Henry called him ‘the master’, Wright called him ‘an architect of space’, and Bergkamp would do Bergkampian things in training, too. ‘You scored a goal once,’ recalls Keown. ‘It was like Marco van Basten against England. Everyone had to stop and applaud.’

Johan Cruyff handed him his Ajax debut at 17 and the Dutch press later described Bergkamp as a ‘schaduwspits’, or ‘shadow striker’. He learned from Cruyff, and also from Wenger, so what does he make of Arteta?

BERGKAMP: I watched Arteta’s first game in charge at home (against Chelsea). In that game it was clear to see what his intentions were with the team. The front four would chase the ball and put pressure on the opponents, but the midfield stayed behind.

There was a big hole. I don’t know if you remember the AC Milan of Arrigo Sacchi, with Marco van Basten, Ruud Gullit and Frank Rijkaard. In training, they’d have ropes between them, so the distance between the players was always similar on the pitch. That was fantastic in our team as well. There was always a connection. There were no holes.
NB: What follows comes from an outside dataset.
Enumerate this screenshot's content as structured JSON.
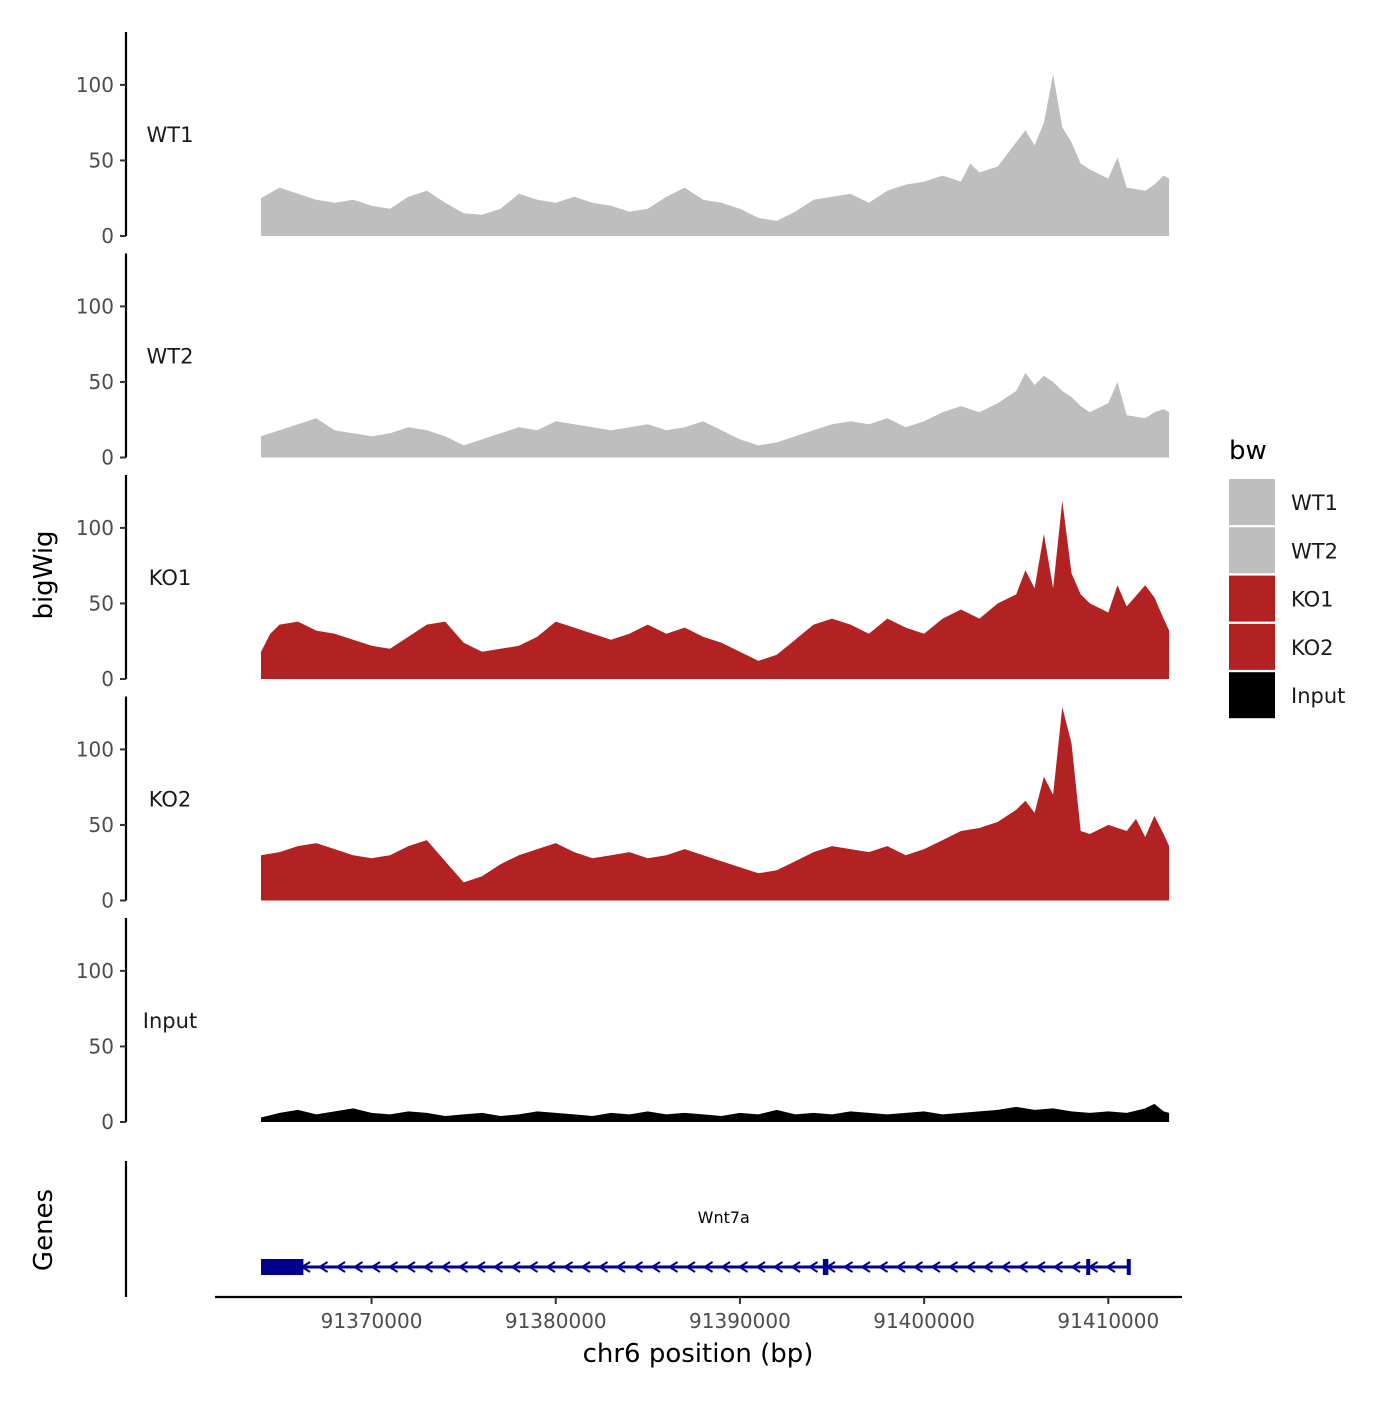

KEOWN: Something for Arteta to work on?

BERGKAMP: He’s working on it, but it needs time and maybe different players. Slowly you can see them trying to play a possession game. Everyone on the ball has three options, triangles on the pitch. It’s much better than before. But it’s a different culture which will take time. You have to put the hours in, like how we did with Arsene.

What’s next for this iconic defence splitter? He was part of a consortium interested in buying League One Wycombe Wanderers but that deal fell through. ‘That’s a shame,’ says Keown. ‘Wycombe is only 25 minutes from me!’

In 2008, Bergkamp took a job at Ajax, where he nurtured the likes of Donny van de Beek and Matthijs de Ligt, before a 2017 clear-out saw the Dutchman dismissed. But he is not done with football.

BERGKAMP: I wanted to be the connection between the youth and the first team. We were on the right track but sadly that was finished abruptly and in a bad way. But you know how football is. You move on. My next step would be to go back on the pitch.

KEOWN: Do you miss that?

BERGKAMP: I do. Ajax is a finished chapter. I’d like to move on and see what happens. Maybe to work with youngsters, bring them to the first team, probably abroad, maybe in England.

KEOWN: I’d like to see you back. Football is a better place with you in it.